If you have a project and pricing is a deal breaker, just email us and we'll set you up with a discount.


"While this sounds easy in theory, it is rather difficult to pull off on most stacks."

Why is it difficult on most stacks? Because it's tying up a request handling thread?


Because most stacks don't have a single threaded, non-blocking I/O event loop.

Sure you can do this with threads, but it's gonna get very tricky to pump data between a socket, file and process using threaded programming.


First, I agree that it'd be silly not to use thread-per-CPU non-blocking I/O.

However, I don't see why it'd be tricky in a threaded server. The thread gets an fd to recv() the incoming data from, and it popen()s an ffmpeg process then loops to recv() and write() the data until done.


I'm not saying it can't be done. In fact the multipart parser we have build for transloadit has already been ported to C++ [1] and I imagine Java has decent libraries as well.

But most people just sit on a request/response oriented Python/Ruby/PHP stack with possibly stupid buffering load balancing in between (nginx buffers uploads).

If you build this from ground up, it is certainly possible with a lot of technologies.

[1] https://github.com/FooBarWidget/multipart-parser


Is that "contact us" link correct? It adds an e-mail address to the end of the URL, which conveniently opens a comment page, but it still seems wrong.


Ouch, fixed it. Thanks for letting me know!


It is not faster, just parallel processing with the upload buffer. This would be a nice feature to add to most web servers/web scripting environments.


The fact that it's not actually faster is the entire beauty of it. While our competitors have been super busy to actually make their encoding faster, we have just taken a huge bite of free launch by making the encoding happen in parallel.
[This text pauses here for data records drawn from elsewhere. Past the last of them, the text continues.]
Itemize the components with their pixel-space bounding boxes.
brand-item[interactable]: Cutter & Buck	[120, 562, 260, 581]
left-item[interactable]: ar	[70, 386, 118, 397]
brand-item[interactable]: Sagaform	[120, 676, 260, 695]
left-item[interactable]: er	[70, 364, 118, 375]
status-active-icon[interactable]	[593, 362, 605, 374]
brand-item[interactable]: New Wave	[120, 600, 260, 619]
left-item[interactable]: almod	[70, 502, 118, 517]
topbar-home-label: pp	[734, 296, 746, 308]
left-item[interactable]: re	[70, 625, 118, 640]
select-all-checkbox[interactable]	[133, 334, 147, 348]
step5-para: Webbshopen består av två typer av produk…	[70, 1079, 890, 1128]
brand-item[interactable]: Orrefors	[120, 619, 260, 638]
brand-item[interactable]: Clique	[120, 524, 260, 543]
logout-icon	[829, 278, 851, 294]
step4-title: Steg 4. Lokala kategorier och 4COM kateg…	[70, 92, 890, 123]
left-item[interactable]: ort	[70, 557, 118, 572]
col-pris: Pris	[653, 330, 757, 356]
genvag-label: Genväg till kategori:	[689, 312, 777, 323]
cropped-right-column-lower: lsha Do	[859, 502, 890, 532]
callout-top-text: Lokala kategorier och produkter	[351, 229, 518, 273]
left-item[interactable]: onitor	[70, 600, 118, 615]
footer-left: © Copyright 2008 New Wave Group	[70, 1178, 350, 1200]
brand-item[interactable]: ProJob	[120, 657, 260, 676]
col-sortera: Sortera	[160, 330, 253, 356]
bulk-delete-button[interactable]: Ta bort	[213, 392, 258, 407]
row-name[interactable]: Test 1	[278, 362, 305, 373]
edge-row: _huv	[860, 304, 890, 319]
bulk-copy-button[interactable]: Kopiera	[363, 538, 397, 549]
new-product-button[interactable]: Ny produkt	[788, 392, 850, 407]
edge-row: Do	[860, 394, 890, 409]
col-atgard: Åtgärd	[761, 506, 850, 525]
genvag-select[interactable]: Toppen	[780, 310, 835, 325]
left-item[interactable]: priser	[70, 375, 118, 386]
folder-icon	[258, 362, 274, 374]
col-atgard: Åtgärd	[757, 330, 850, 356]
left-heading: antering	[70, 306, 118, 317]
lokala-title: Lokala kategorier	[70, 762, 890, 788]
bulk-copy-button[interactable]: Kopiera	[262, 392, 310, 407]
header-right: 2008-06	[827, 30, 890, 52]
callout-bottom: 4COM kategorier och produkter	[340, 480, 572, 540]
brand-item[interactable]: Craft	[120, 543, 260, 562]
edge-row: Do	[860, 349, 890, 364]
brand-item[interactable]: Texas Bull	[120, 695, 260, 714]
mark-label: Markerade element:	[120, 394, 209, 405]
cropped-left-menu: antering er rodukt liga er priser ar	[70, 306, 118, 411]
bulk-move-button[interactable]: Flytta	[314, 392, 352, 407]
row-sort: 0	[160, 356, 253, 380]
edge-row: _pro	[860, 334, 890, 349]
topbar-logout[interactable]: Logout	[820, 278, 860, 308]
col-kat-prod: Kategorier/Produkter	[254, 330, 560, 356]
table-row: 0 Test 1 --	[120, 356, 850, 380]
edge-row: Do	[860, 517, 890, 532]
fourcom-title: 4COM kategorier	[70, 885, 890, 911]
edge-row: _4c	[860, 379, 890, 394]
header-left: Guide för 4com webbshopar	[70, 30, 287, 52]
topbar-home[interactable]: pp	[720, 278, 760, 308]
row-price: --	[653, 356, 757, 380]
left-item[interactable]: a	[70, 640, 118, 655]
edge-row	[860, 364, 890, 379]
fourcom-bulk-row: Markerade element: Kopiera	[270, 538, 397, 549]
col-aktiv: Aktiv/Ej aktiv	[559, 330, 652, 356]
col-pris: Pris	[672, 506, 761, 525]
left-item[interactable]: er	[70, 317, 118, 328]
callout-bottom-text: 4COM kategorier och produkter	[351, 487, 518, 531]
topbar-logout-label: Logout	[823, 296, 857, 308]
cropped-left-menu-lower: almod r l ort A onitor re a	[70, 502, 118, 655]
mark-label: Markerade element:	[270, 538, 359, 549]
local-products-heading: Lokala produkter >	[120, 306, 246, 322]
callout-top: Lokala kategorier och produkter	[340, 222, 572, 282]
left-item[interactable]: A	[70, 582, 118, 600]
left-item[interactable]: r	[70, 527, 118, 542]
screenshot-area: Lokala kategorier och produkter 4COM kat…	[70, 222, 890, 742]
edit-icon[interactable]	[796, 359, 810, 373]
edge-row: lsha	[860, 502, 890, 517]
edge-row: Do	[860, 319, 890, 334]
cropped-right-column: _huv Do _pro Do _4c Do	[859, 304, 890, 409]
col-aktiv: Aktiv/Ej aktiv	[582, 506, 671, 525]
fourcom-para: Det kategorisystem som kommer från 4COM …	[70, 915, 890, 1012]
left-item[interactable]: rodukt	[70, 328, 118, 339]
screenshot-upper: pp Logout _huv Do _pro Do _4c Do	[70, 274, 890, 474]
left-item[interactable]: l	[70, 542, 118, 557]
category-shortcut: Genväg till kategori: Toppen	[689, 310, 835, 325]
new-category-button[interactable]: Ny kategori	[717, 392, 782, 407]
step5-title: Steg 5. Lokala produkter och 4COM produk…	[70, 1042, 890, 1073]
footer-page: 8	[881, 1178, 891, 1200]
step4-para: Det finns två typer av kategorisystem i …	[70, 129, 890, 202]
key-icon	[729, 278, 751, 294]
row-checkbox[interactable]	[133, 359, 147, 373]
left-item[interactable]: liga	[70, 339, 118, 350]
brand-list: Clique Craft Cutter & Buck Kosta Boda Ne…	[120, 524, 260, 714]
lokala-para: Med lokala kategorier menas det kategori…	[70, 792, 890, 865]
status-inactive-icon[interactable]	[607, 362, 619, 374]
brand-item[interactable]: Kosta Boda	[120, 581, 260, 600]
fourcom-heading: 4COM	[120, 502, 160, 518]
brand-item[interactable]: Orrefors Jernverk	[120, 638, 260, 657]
You may want to avoid using the word "sucks" in a professional context because there is a population of people for whom the word evokes the idea of oral sex. Try substituting "is not so good." This will have the added virtue of being super charming in your German accent.

edit: I usually don't bitch about being downmodded. But don't you guys know any old people? And know that old people tend to be in charge of things? In any event, you shouldn't rely upon business leaders of any age being ignorant of the language.

-http://www.thefreedictionary.com/sucks 5. Vulgar Slang To perform fellatio on.

-suck, Old English sucan, corresponding to Latine sugere "to suck." It's of imitative origin. Meaning "do fellatio" is first recorded 1928.

-Slang sense of "be contemptible" first attested 1971


Here's the thing: Sure. "Old people" exist. They are often in charge of things. Many of them read blogs and surf the internet. Do you really, honestly think that somebody who surfs the internet and reads blogs, especially blogs about video encoding, won't be aware of the current meaning of the word?

Honestly?

You see the word "sucks", in the context of something not being very good, everywhere. Literally everywhere. I bet that if you googled any tech-related keyword, somewhere in the first ten results, "sucks" would be employed in the context of "is not so good".

My point is this: People that read that blog post _will_ know what "sucks" means in that context and will not infer anything sexual from it - and even if they did, it's hardly the end of the world. Surely nobody who spends any reasonable amount of time reading blogs about video encoding will be in the slightest offended by fellatio. After all, "old people" are no different to "young people" except they have more experiences under their belt (hyuk hyuk).


Luckily, centenarians aren't typically in the market for buffered video encoding vendors.


Since when has the word "sucks" evoked that?


Since before it hung out with the hip words.


I remember the difference happening about 12 years ago, though my neighborhood was probably behind the times somewhat. I remember that some of my fellow 7th graders and I were used to the old meaning, but it wasn't too hard to transition to the new one since we didn't really use it much anyway. Also, I remember a trailer for Bicentennial Man (1999) using the more "evocative" meaning.


Sure we know old people who may be offended by that word. But how many of those old people will be reading this blog post?